I was a bad boy. When support for Helm Charts was dropped, I stopped updating my TrueNAS Scale deployment. I finally bit the bullet, moved all of my apps off to some other VM’s running somewhere else, and upgraded to Fangtooth v25.04.2.4.
I migrated my Storj APP back off the temporary VM it was running on, and now I see some strange activity. Inbound traffic is using the correct / assigned NIC & IP address, but outbound traffic is going out through a different NIC / IP address.
I’ve got a couple of different NIC’s in my system. Mostly setup to spread the load across 1G NICs, segregate traffic and allow my firewall to do it’s job. All of my APPs are supposed to use VLAN 125 / 10.10.125.120 / eno2.
The other night when I was not exactly clear eyed, I noticed a whole bunch of traffic on my MGMT interface, VLAN 100 / 10.10.100.120 / eno1. The only systems on that VLAN are other servers and possibly my laptop. What in the world is sending 20+ Mb/s out on VLAN 100?

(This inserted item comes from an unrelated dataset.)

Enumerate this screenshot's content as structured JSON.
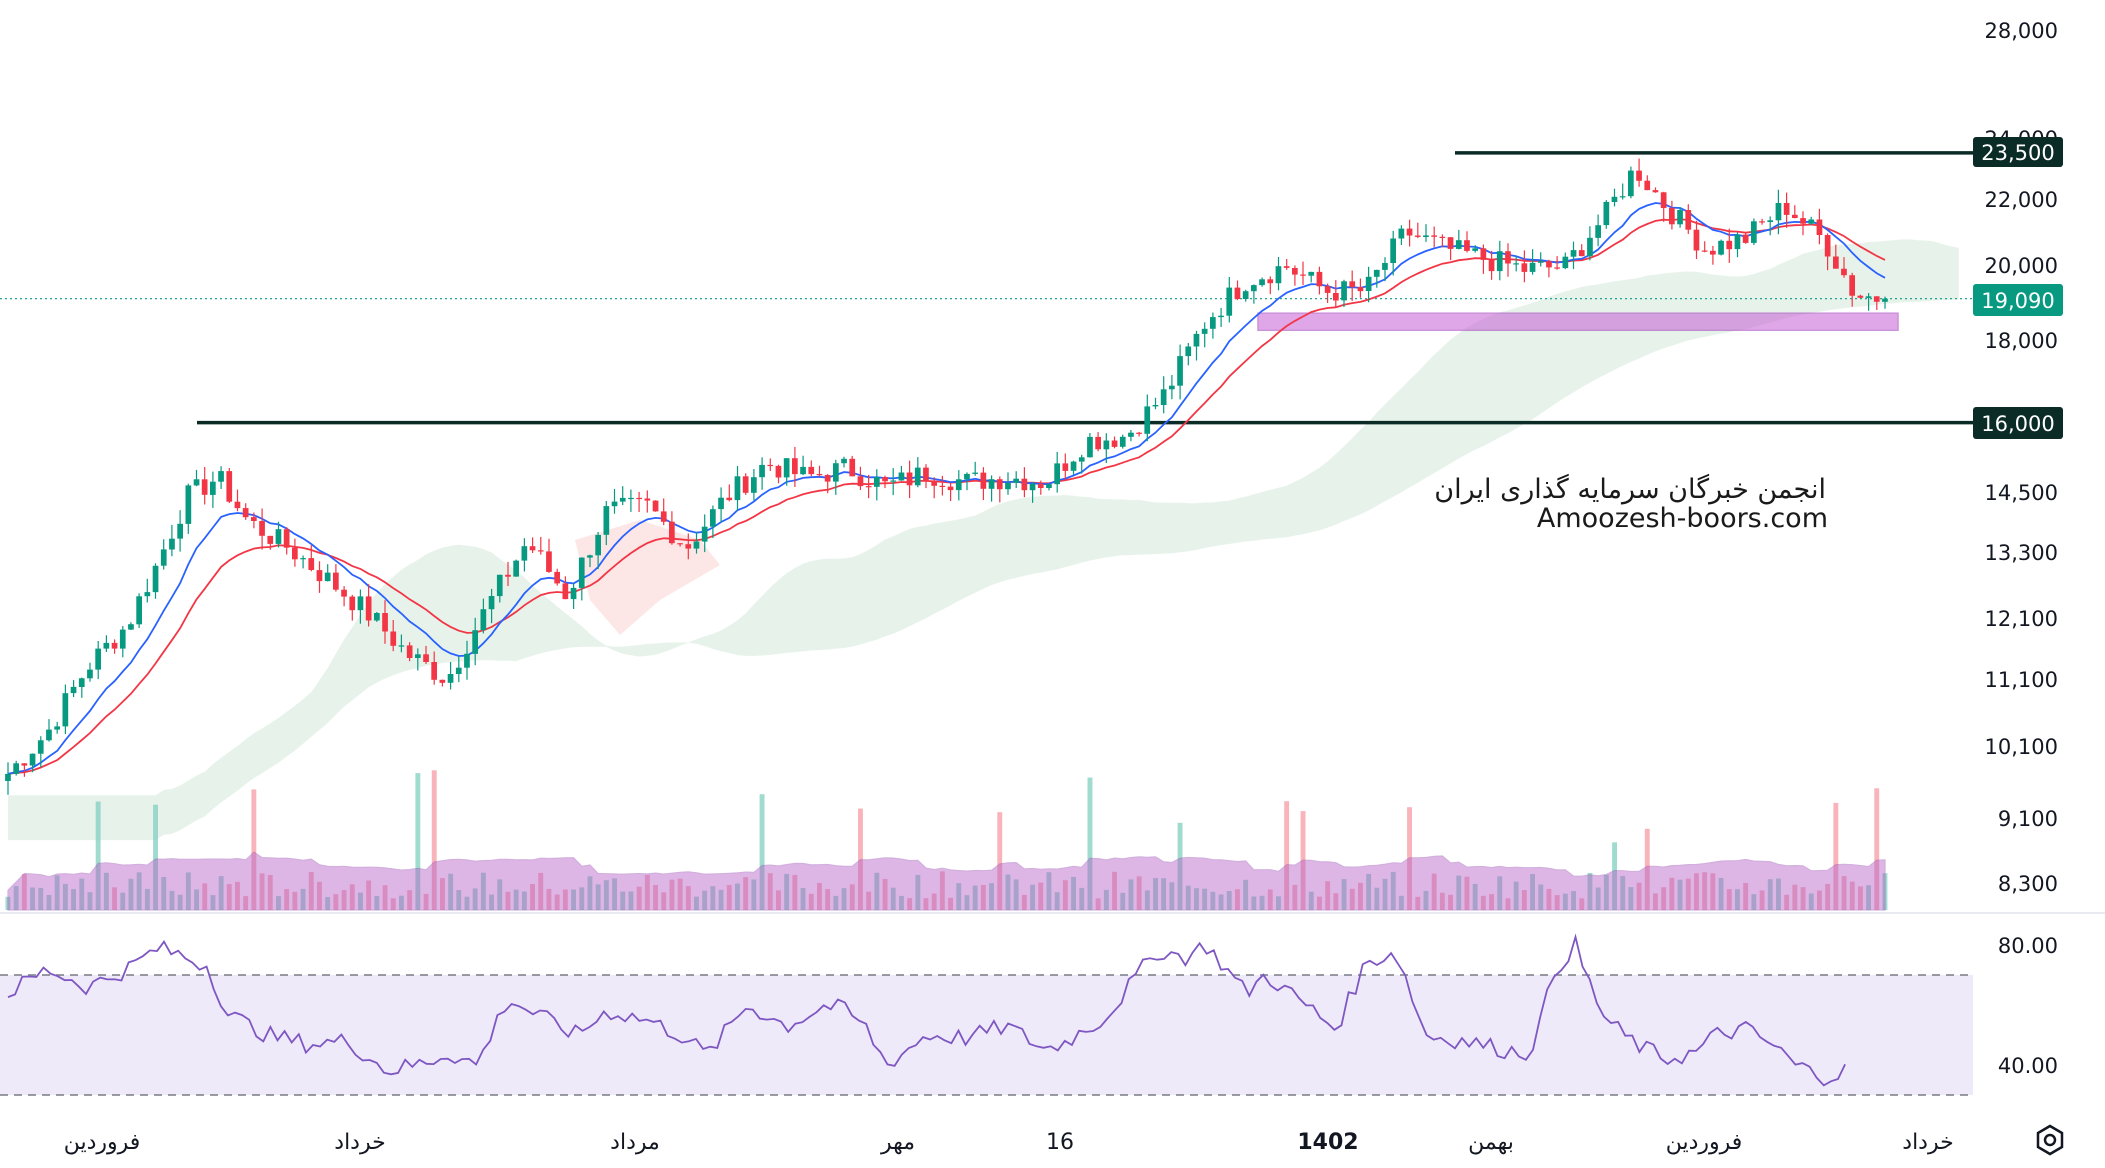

A few tcpdumps later, I realize all of that traffic is going out to a StorJ IP. So I killed the APP, and the traffic stopped! Turn it back on, the traffic starts. positive identification!
I’ve got my app configured to use VLAN 125. The app is listening on and receiving inbound traffic on VLAN 125… but all of the responses are going out VLAN 100.
Am I doing something wrong? Or is this expected behavior?
This is just a wild guess, since nobody else is answering.
Take it with a huge grain of salt.
AFAIK there is no way to tell TrueNAS which interface to use for “internet stuff”.
To decide which interface to use, it looks at your default gateway. If your default gateway is reachable by multiple interfaces, it selects one randomly.
So my guess is that your default gateway is reachable from VLAN 100, so TrueNAS uses that and your NAT points to the interface on VLAN125, so traffic comes in there.
Thanks Sara! That’s kinda what I was thinking, but since it’s new behavior and since I did just jump a couple of major releases I figured it was worth asking!
Once I migrate some of my other apps back, I’ll have to pay attention… and see if it’s affecting all apps or just StorJ!
I noticed this when I set a remote firewall rule to allow incoming traffic only from the IPv6 GUA of VLAN 50. I used that for remote replication. A few weeks later, all of a sudden the replication did not longer work. And I did also not get a mail notification about that error. Why? Well TrueNAS decided to use my management VLAN 51 for “internet stuff”. The problem is, that VLAN is not allowed to any traffic inside or outside.
Make sure you use not the link local IPv6 of your firewall as gateway (since that is the same for mutliple interfaces) but the GUA instead.
If you have multiple VLANs with a default gateway then yes the server will “randomly” select one for internet access. If you want the server to use only one interface for internet, then only one vlan should have internet access. Controlling traffic with the router and/or firewall rules is a reliable method for enforcing network policies. This way the network controls traffic at the source, preventing devices from sending internet bound traffic out on the wrong VLAN. You can do this with things like pfSense, OPNsense, or using a managed smart switch with VLANs.
Networking is not my ball of wax and I actually hate having to do much of anything with networking or why it does not work or work as expected.
No be more precise, not should only one VLAN have internet access, only one VLAN should be able to reach your gateway.
Sorry, but that is not gonna work. See my example above. Yes you can block TrueNAS from reaching the internet over a certain VLAN, but TrueNAS will not fallback because of that. So you need to set it right at the TrueNAS leve
Truenas is an NAS appliance and does not have it’s own firewall like windows or Linux would. Anything happening would need to be at the router level or from a separate piece of software like an app or separate firewall with configurable policies.
For Fallback if desired, Truenas only offers a LAGG which could be configured for fallback only. If configured to combine multipe interfaces into one then the algorithm picks which interface to use for in or out and that may change at any time.
If using IPMI then in the BIOS it should not be attached to one of the normal interfaces and the IPMI interface should be on a separate local only vlan.
I also don’t think there are is any way to set network policies on Truenas.
You should only have one vlan from the router that can access the internet and only those computers needing access to the internet need to be on the vlan for the interface. It can be configured in such a way as to allow the various vlans to route locally only so the second interface of the nas can have local only access.